Let $u=x^2$ and $v=e^{x^2}$, then using formula $(uv)'=u'v+v'u$ we get

$$f'(x)=(x^2)'e^{x^2}+(e^{x^2})'x^2=2xe^{x^2} + 2x^3 e^{x^2}$$

where we use chain rules to evaluate $\displaystyle \frac{d(e^{x^2})}{dx}=\frac{d(e^{u})}{du} \cdot \frac{du}{dx}$.
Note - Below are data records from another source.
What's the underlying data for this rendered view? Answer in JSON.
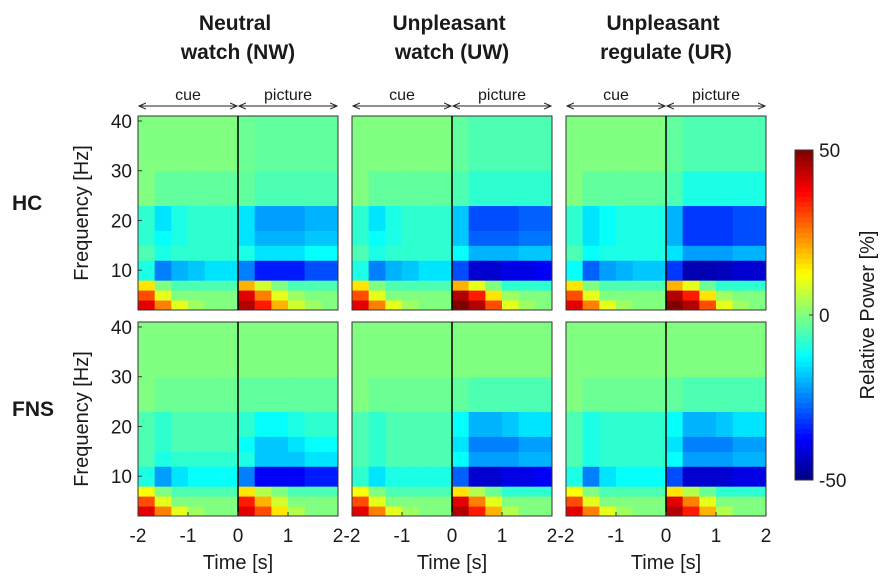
{
  "chart_data": [
    {
      "type": "heatmap",
      "title": "Neutral watch (NW)",
      "row_label": "HC",
      "ylabel": "Frequency [Hz]",
      "xlim": [
        -2,
        2
      ],
      "ylim": [
        2,
        41
      ],
      "yticks": [
        10,
        20,
        30,
        40
      ],
      "onset": 0,
      "annotations": [
        {
          "text": "cue",
          "x": [
            -2,
            0
          ]
        },
        {
          "text": "picture",
          "x": [
            0,
            2
          ]
        }
      ],
      "x_edges": [
        -2,
        -1.667,
        -1.333,
        -1,
        -0.667,
        -0.333,
        0,
        0.333,
        0.667,
        1,
        1.333,
        1.667,
        2
      ],
      "y_edges": [
        2,
        4,
        6,
        8,
        12,
        15,
        18,
        23,
        30,
        41
      ],
      "z": [
        [
          40,
          25,
          10,
          3,
          0,
          0,
          45,
          35,
          20,
          8,
          3,
          0
        ],
        [
          30,
          10,
          0,
          0,
          0,
          0,
          40,
          25,
          10,
          3,
          0,
          0
        ],
        [
          15,
          0,
          -5,
          -5,
          -5,
          -5,
          20,
          8,
          0,
          -5,
          -5,
          -5
        ],
        [
          -10,
          -25,
          -20,
          -18,
          -15,
          -15,
          -25,
          -35,
          -35,
          -35,
          -30,
          -30
        ],
        [
          -5,
          -10,
          -8,
          -8,
          -8,
          -8,
          -10,
          -15,
          -15,
          -15,
          -12,
          -12
        ],
        [
          -8,
          -12,
          -10,
          -8,
          -8,
          -8,
          -15,
          -20,
          -20,
          -20,
          -18,
          -18
        ],
        [
          -8,
          -15,
          -10,
          -8,
          -8,
          -8,
          -15,
          -22,
          -22,
          -22,
          -20,
          -20
        ],
        [
          0,
          -3,
          -3,
          -3,
          -3,
          -3,
          -3,
          -5,
          -5,
          -5,
          -5,
          -5
        ],
        [
          0,
          0,
          0,
          0,
          0,
          0,
          -2,
          -3,
          -3,
          -3,
          -3,
          -3
        ]
      ]
    },
    {
      "type": "heatmap",
      "title": "Unpleasant watch (UW)",
      "xlim": [
        -2,
        2
      ],
      "ylim": [
        2,
        41
      ],
      "onset": 0,
      "annotations": [
        {
          "text": "cue",
          "x": [
            -2,
            0
          ]
        },
        {
          "text": "picture",
          "x": [
            0,
            2
          ]
        }
      ],
      "x_edges": [
        -2,
        -1.667,
        -1.333,
        -1,
        -0.667,
        -0.333,
        0,
        0.333,
        0.667,
        1,
        1.333,
        1.667,
        2
      ],
      "y_edges": [
        2,
        4,
        6,
        8,
        12,
        15,
        18,
        23,
        30,
        41
      ],
      "z": [
        [
          40,
          25,
          10,
          3,
          0,
          0,
          50,
          45,
          30,
          10,
          3,
          0
        ],
        [
          30,
          10,
          0,
          0,
          0,
          0,
          45,
          35,
          15,
          3,
          0,
          0
        ],
        [
          15,
          0,
          -5,
          -5,
          -5,
          -5,
          20,
          10,
          0,
          -8,
          -8,
          -8
        ],
        [
          -10,
          -25,
          -20,
          -18,
          -15,
          -15,
          -30,
          -42,
          -42,
          -40,
          -40,
          -38
        ],
        [
          -5,
          -10,
          -8,
          -8,
          -8,
          -8,
          -12,
          -20,
          -20,
          -20,
          -18,
          -18
        ],
        [
          -8,
          -12,
          -10,
          -8,
          -8,
          -8,
          -18,
          -28,
          -28,
          -28,
          -26,
          -26
        ],
        [
          -8,
          -15,
          -10,
          -8,
          -8,
          -8,
          -18,
          -30,
          -30,
          -30,
          -28,
          -28
        ],
        [
          0,
          -3,
          -3,
          -3,
          -3,
          -3,
          -5,
          -8,
          -8,
          -8,
          -8,
          -8
        ],
        [
          0,
          0,
          0,
          0,
          0,
          0,
          -3,
          -5,
          -5,
          -5,
          -5,
          -5
        ]
      ]
    },
    {
      "type": "heatmap",
      "title": "Unpleasant regulate (UR)",
      "xlim": [
        -2,
        2
      ],
      "ylim": [
        2,
        41
      ],
      "onset": 0,
      "annotations": [
        {
          "text": "cue",
          "x": [
            -2,
            0
          ]
        },
        {
          "text": "picture",
          "x": [
            0,
            2
          ]
        }
      ],
      "x_edges": [
        -2,
        -1.667,
        -1.333,
        -1,
        -0.667,
        -0.333,
        0,
        0.333,
        0.667,
        1,
        1.333,
        1.667,
        2
      ],
      "y_edges": [
        2,
        4,
        6,
        8,
        12,
        15,
        18,
        23,
        30,
        41
      ],
      "z": [
        [
          40,
          25,
          10,
          3,
          0,
          0,
          50,
          45,
          30,
          10,
          3,
          0
        ],
        [
          30,
          10,
          0,
          0,
          0,
          0,
          45,
          35,
          15,
          3,
          0,
          0
        ],
        [
          15,
          0,
          -5,
          -5,
          -5,
          -5,
          20,
          10,
          -2,
          -8,
          -8,
          -8
        ],
        [
          -12,
          -28,
          -22,
          -20,
          -18,
          -18,
          -32,
          -45,
          -45,
          -44,
          -42,
          -42
        ],
        [
          -5,
          -12,
          -10,
          -10,
          -10,
          -10,
          -15,
          -22,
          -22,
          -22,
          -20,
          -20
        ],
        [
          -8,
          -15,
          -12,
          -10,
          -10,
          -10,
          -20,
          -32,
          -32,
          -32,
          -30,
          -30
        ],
        [
          -8,
          -15,
          -12,
          -10,
          -10,
          -10,
          -20,
          -32,
          -32,
          -32,
          -30,
          -30
        ],
        [
          0,
          -3,
          -3,
          -3,
          -3,
          -3,
          -5,
          -10,
          -10,
          -10,
          -10,
          -10
        ],
        [
          0,
          0,
          0,
          0,
          0,
          0,
          -3,
          -5,
          -5,
          -5,
          -5,
          -5
        ]
      ]
    },
    {
      "type": "heatmap",
      "row_label": "FNS",
      "ylabel": "Frequency [Hz]",
      "xlabel": "Time [s]",
      "xlim": [
        -2,
        2
      ],
      "ylim": [
        2,
        41
      ],
      "xticks": [
        -2,
        -1,
        0,
        1,
        2
      ],
      "yticks": [
        10,
        20,
        30,
        40
      ],
      "onset": 0,
      "x_edges": [
        -2,
        -1.667,
        -1.333,
        -1,
        -0.667,
        -0.333,
        0,
        0.333,
        0.667,
        1,
        1.333,
        1.667,
        2
      ],
      "y_edges": [
        2,
        4,
        6,
        8,
        12,
        15,
        18,
        23,
        30,
        41
      ],
      "z": [
        [
          40,
          25,
          10,
          3,
          0,
          0,
          40,
          30,
          15,
          5,
          0,
          0
        ],
        [
          30,
          10,
          0,
          0,
          0,
          0,
          35,
          20,
          8,
          0,
          0,
          0
        ],
        [
          12,
          0,
          -5,
          -5,
          -5,
          -5,
          15,
          5,
          0,
          -5,
          -5,
          -5
        ],
        [
          -10,
          -22,
          -15,
          -12,
          -12,
          -12,
          -25,
          -38,
          -38,
          -38,
          -35,
          -35
        ],
        [
          -5,
          -10,
          -8,
          -8,
          -8,
          -8,
          -10,
          -18,
          -18,
          -18,
          -15,
          -15
        ],
        [
          -5,
          -8,
          -5,
          -5,
          -5,
          -5,
          -12,
          -18,
          -18,
          -15,
          -12,
          -12
        ],
        [
          -5,
          -8,
          -5,
          -5,
          -5,
          -5,
          -8,
          -12,
          -12,
          -10,
          -8,
          -8
        ],
        [
          0,
          -2,
          -2,
          -2,
          -2,
          -2,
          -3,
          -3,
          -3,
          -3,
          -3,
          -3
        ],
        [
          0,
          0,
          0,
          0,
          0,
          0,
          0,
          0,
          0,
          0,
          0,
          0
        ]
      ]
    },
    {
      "type": "heatmap",
      "xlabel": "Time [s]",
      "xlim": [
        -2,
        2
      ],
      "ylim": [
        2,
        41
      ],
      "xticks": [
        -2,
        -1,
        0,
        1,
        2
      ],
      "onset": 0,
      "x_edges": [
        -2,
        -1.667,
        -1.333,
        -1,
        -0.667,
        -0.333,
        0,
        0.333,
        0.667,
        1,
        1.333,
        1.667,
        2
      ],
      "y_edges": [
        2,
        4,
        6,
        8,
        12,
        15,
        18,
        23,
        30,
        41
      ],
      "z": [
        [
          40,
          25,
          10,
          3,
          0,
          0,
          45,
          35,
          20,
          5,
          0,
          0
        ],
        [
          30,
          10,
          0,
          0,
          0,
          0,
          40,
          25,
          10,
          0,
          0,
          0
        ],
        [
          12,
          0,
          -5,
          -5,
          -5,
          -5,
          15,
          5,
          -2,
          -8,
          -8,
          -8
        ],
        [
          -8,
          -15,
          -10,
          -10,
          -10,
          -10,
          -28,
          -42,
          -42,
          -40,
          -40,
          -38
        ],
        [
          -5,
          -8,
          -5,
          -5,
          -5,
          -5,
          -12,
          -22,
          -22,
          -22,
          -20,
          -20
        ],
        [
          -5,
          -8,
          -5,
          -5,
          -5,
          -5,
          -15,
          -25,
          -25,
          -25,
          -22,
          -22
        ],
        [
          -5,
          -8,
          -5,
          -5,
          -5,
          -5,
          -12,
          -20,
          -20,
          -18,
          -15,
          -15
        ],
        [
          0,
          -2,
          -2,
          -2,
          -2,
          -2,
          -3,
          -5,
          -5,
          -5,
          -5,
          -5
        ],
        [
          0,
          0,
          0,
          0,
          0,
          0,
          0,
          0,
          0,
          0,
          0,
          0
        ]
      ]
    },
    {
      "type": "heatmap",
      "xlabel": "Time [s]",
      "xlim": [
        -2,
        2
      ],
      "ylim": [
        2,
        41
      ],
      "xticks": [
        -2,
        -1,
        0,
        1,
        2
      ],
      "onset": 0,
      "x_edges": [
        -2,
        -1.667,
        -1.333,
        -1,
        -0.667,
        -0.333,
        0,
        0.333,
        0.667,
        1,
        1.333,
        1.667,
        2
      ],
      "y_edges": [
        2,
        4,
        6,
        8,
        12,
        15,
        18,
        23,
        30,
        41
      ],
      "z": [
        [
          40,
          25,
          10,
          3,
          0,
          0,
          45,
          35,
          20,
          5,
          0,
          0
        ],
        [
          30,
          10,
          0,
          0,
          0,
          0,
          40,
          25,
          10,
          0,
          0,
          0
        ],
        [
          12,
          0,
          -5,
          -5,
          -5,
          -5,
          15,
          5,
          -2,
          -8,
          -8,
          -8
        ],
        [
          -10,
          -25,
          -15,
          -12,
          -12,
          -12,
          -30,
          -42,
          -42,
          -42,
          -40,
          -40
        ],
        [
          -5,
          -10,
          -8,
          -8,
          -8,
          -8,
          -12,
          -22,
          -22,
          -22,
          -20,
          -20
        ],
        [
          -5,
          -10,
          -8,
          -8,
          -8,
          -8,
          -15,
          -25,
          -25,
          -25,
          -22,
          -22
        ],
        [
          -5,
          -10,
          -8,
          -8,
          -8,
          -8,
          -12,
          -20,
          -20,
          -18,
          -15,
          -15
        ],
        [
          0,
          -2,
          -2,
          -2,
          -2,
          -2,
          -3,
          -5,
          -5,
          -5,
          -5,
          -5
        ],
        [
          0,
          0,
          0,
          0,
          0,
          0,
          0,
          0,
          0,
          0,
          0,
          0
        ]
      ]
    }
  ],
  "colorbar": {
    "label": "Relative Power [%]",
    "lim": [
      -50,
      50
    ],
    "ticks": [
      -50,
      0,
      50
    ],
    "colormap": "jet"
  }
}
Since $\displaystyle f'(x)=2xe^{x^2} + 2x^3 e^{x^2}$, taking the anti-derivative both of sides we get $$\begin{align} \int f'(x)\,dx&=\int 2xe^{x^2}\,dx+\int2 x^3 e^{x^2}\,dx\\f(x)+C_1&=2\int e^u\,\frac{du}{2} + 2\int x^3 e^{x^2}\,dx\\ x^2e^{x^2} + C_1 &= e^u + C_2 + 2\int x^3 e^{x^2}\,dx\\2\int x^3 e^{x^2}\,dx&=x^2e^{x^2}-e^{x^2} + C_3\\ \int x^3 e^{x^2}\,dx&=\frac{x^2e^{x^2}}{2}-\frac{e^{x^2}}{2} + C\\&= \frac{e^{x^2}}{2} (x^2-1)+C \end{align}$$ where $C_3=C_1-C_2$ and $C=\frac{C_3}{2}$.

Answer 4

$$f'(x)= 2xe^{x^2} + 2x^3 e^{x^2}$$ tells you that $$f(x)= \int(2xe^{x^2} + 2x^3 e^{x^2})\,dx= 2\int xe^{x^2}\,dx + 2\int x^3 e^{x^2}\,dx.$$ You are requested to evaluate$$\int x^3 e^{x^2} \, dx,$$ so you are now missing the expression of $$\int xe^{x^2}\,dx.$$ The latter integral isn't so difficult, as you can observe that the factor $x$ is the derivative of the argument of the exponential, so $$\int xe^{x^2}\,dx=\frac12e^{x^2}.$$ Now, $$2\int x^3 e^{x^2} \, dx=f(x)-2\int xe^{x^2}\,dx.$$